A decade ago, the only previous UN high-level meeting focused on disease, HIV in that case, led to a strongly worded statement that started a revolution in funding and treatment around the world.

Today, many question whether the much tougher economic conditions and the far broader and more complex issues around NCDs will make progress more difficult. Even with all the funding and focus given to HIV since the millennium, prevention has proved much slower and more difficult to tackle than treatment. Analysts caution that while the latter requires funding and medical support, the former involves complex psychological changes in behaviour and factors beyond individuals’ control, such as working conditions, town planning, agriculture and the environment.

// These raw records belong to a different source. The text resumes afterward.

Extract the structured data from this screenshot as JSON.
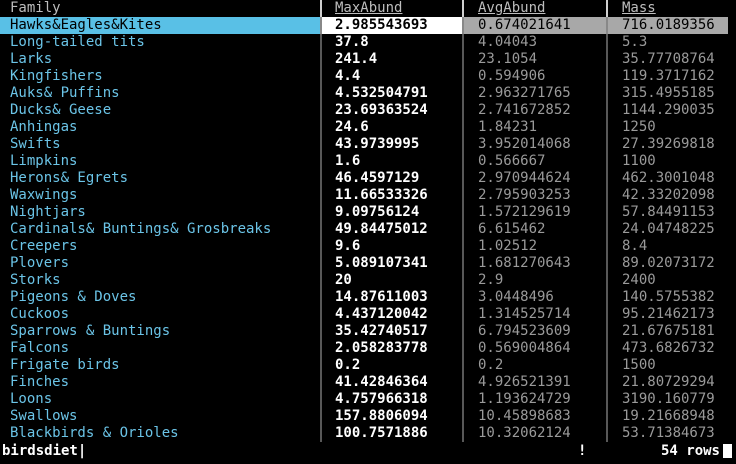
{
  "table": {
    "columns": [
      "Family",
      "MaxAbund",
      "AvgAbund",
      "Mass"
    ],
    "rows": [
      [
        "Hawks&Eagles&Kites",
        "2.985543693",
        "0.674021641",
        "716.0189356"
      ],
      [
        "Long-tailed tits",
        "37.8",
        "4.04043",
        "5.3"
      ],
      [
        "Larks",
        "241.4",
        "23.1054",
        "35.77708764"
      ],
      [
        "Kingfishers",
        "4.4",
        "0.594906",
        "119.3717162"
      ],
      [
        "Auks& Puffins",
        "4.532504791",
        "2.963271765",
        "315.4955185"
      ],
      [
        "Ducks& Geese",
        "23.69363524",
        "2.741672852",
        "1144.290035"
      ],
      [
        "Anhingas",
        "24.6",
        "1.84231",
        "1250"
      ],
      [
        "Swifts",
        "43.9739995",
        "3.952014068",
        "27.39269818"
      ],
      [
        "Limpkins",
        "1.6",
        "0.566667",
        "1100"
      ],
      [
        "Herons& Egrets",
        "46.4597129",
        "2.970944624",
        "462.3001048"
      ],
      [
        "Waxwings",
        "11.66533326",
        "2.795903253",
        "42.33202098"
      ],
      [
        "Nightjars",
        "9.09756124",
        "1.572129619",
        "57.84491153"
      ],
      [
        "Cardinals& Buntings& Grosbreaks",
        "49.84475012",
        "6.615462",
        "24.04748225"
      ],
      [
        "Creepers",
        "9.6",
        "1.02512",
        "8.4"
      ],
      [
        "Plovers",
        "5.089107341",
        "1.681270643",
        "89.02073172"
      ],
      [
        "Storks",
        "20",
        "2.9",
        "2400"
      ],
      [
        "Pigeons & Doves",
        "14.87611003",
        "3.0448496",
        "140.5755382"
      ],
      [
        "Cuckoos",
        "4.437120042",
        "1.314525714",
        "95.21462173"
      ],
      [
        "Sparrows & Buntings",
        "35.42740517",
        "6.794523609",
        "21.67675181"
      ],
      [
        "Falcons",
        "2.058283778",
        "0.569004864",
        "473.6826732"
      ],
      [
        "Frigate birds",
        "0.2",
        "0.2",
        "1500"
      ],
      [
        "Finches",
        "41.42846364",
        "4.926521391",
        "21.80729294"
      ],
      [
        "Loons",
        "4.757966318",
        "1.193624729",
        "3190.160779"
      ],
      [
        "Swallows",
        "157.8806094",
        "10.45898683",
        "19.21668948"
      ],
      [
        "Blackbirds & Orioles",
        "100.7571886",
        "10.32062124",
        "53.71384673"
      ]
    ],
    "selected_row": 0
  },
  "status": {
    "command": "birdsdiet|",
    "mark": "!",
    "row_count": "54 rows"
  },
  "colors": {
    "background": "#000000",
    "family_text": "#6bc4e7",
    "selection_name": "#59c0e6",
    "selection_value": "#ffffff",
    "selection_rest": "#a8a8a8"
  }
}
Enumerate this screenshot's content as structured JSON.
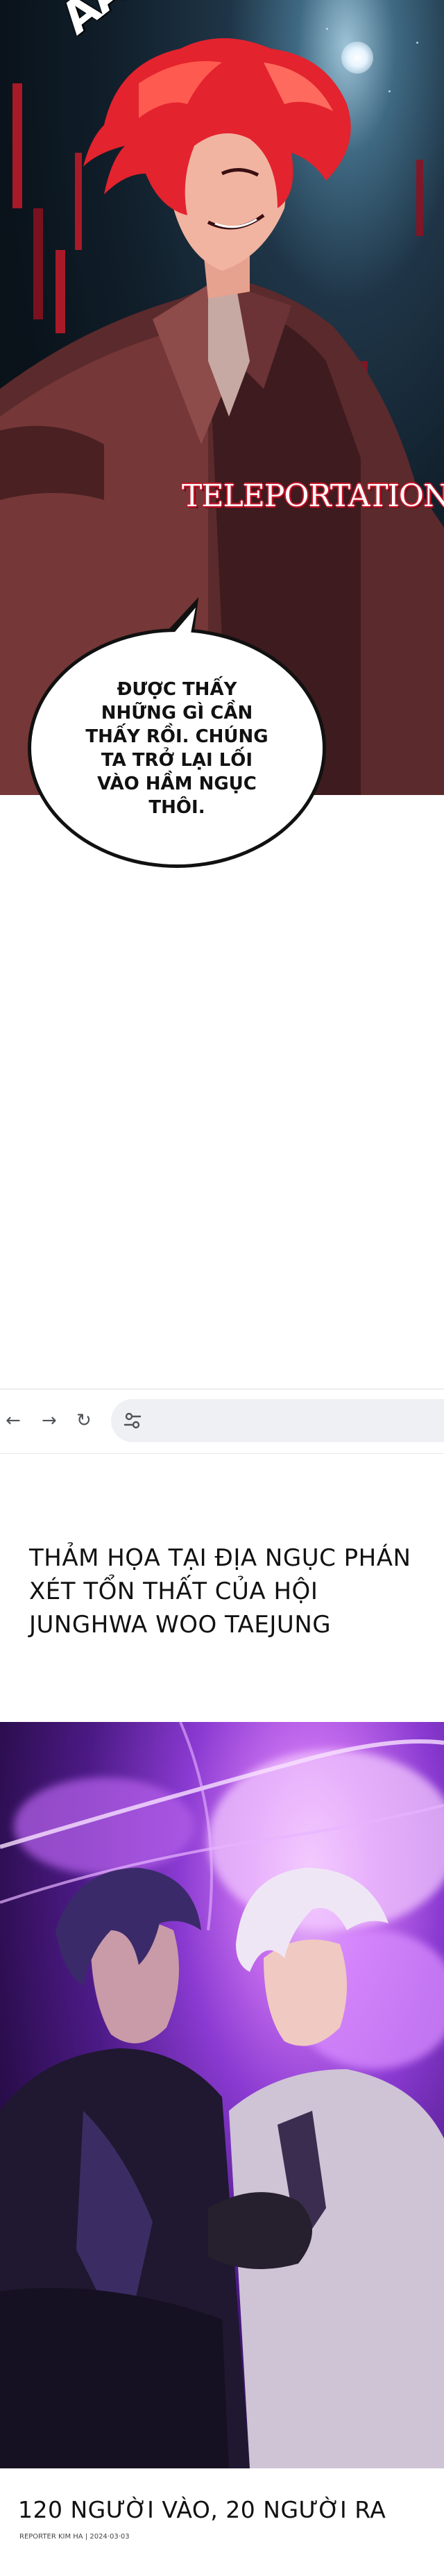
{
  "panel1": {
    "sfx_text": "ẢẢK",
    "title_text": "TELEPORTATION",
    "speech_bubble": "ĐƯỢC THẤY NHỮNG GÌ CẦN THẤY RỒI. CHÚNG TA TRỞ LẠI LỐI VÀO HẦM NGỤC THÔI."
  },
  "browser": {
    "back_icon": "←",
    "forward_icon": "→",
    "reload_icon": "↻",
    "site_info_icon": "tune-icon"
  },
  "caption1": "THẢM HỌA TẠI ĐỊA NGỤC PHÁN XÉT TỔN THẤT CỦA HỘI JUNGHWA WOO TAEJUNG",
  "caption2": "120 NGƯỜI VÀO, 20 NGƯỜI RA",
  "credit": "REPORTER KIM HA | 2024·03·03",
  "colors": {
    "accent_red": "#c41b2a",
    "purple": "#8a3ad1"
  }
}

Richard Smith, who runs Ovations, an organisation tackling the problems in developing countries, says: “Have you ever met anybody in the street or at a dinner party who knows what NCDs stands for and why they matter? We have a long way to go.”

Professor Peter Piot, head of the London School of Hygiene and Tropical Medicine and former head of the UN’s Aids agency, says: “Even though I’m an HIV guy, I’m convinced that non-communicable diseases are the biggest threat to global health. This may be the straw that breaks the camel’s back of health services.”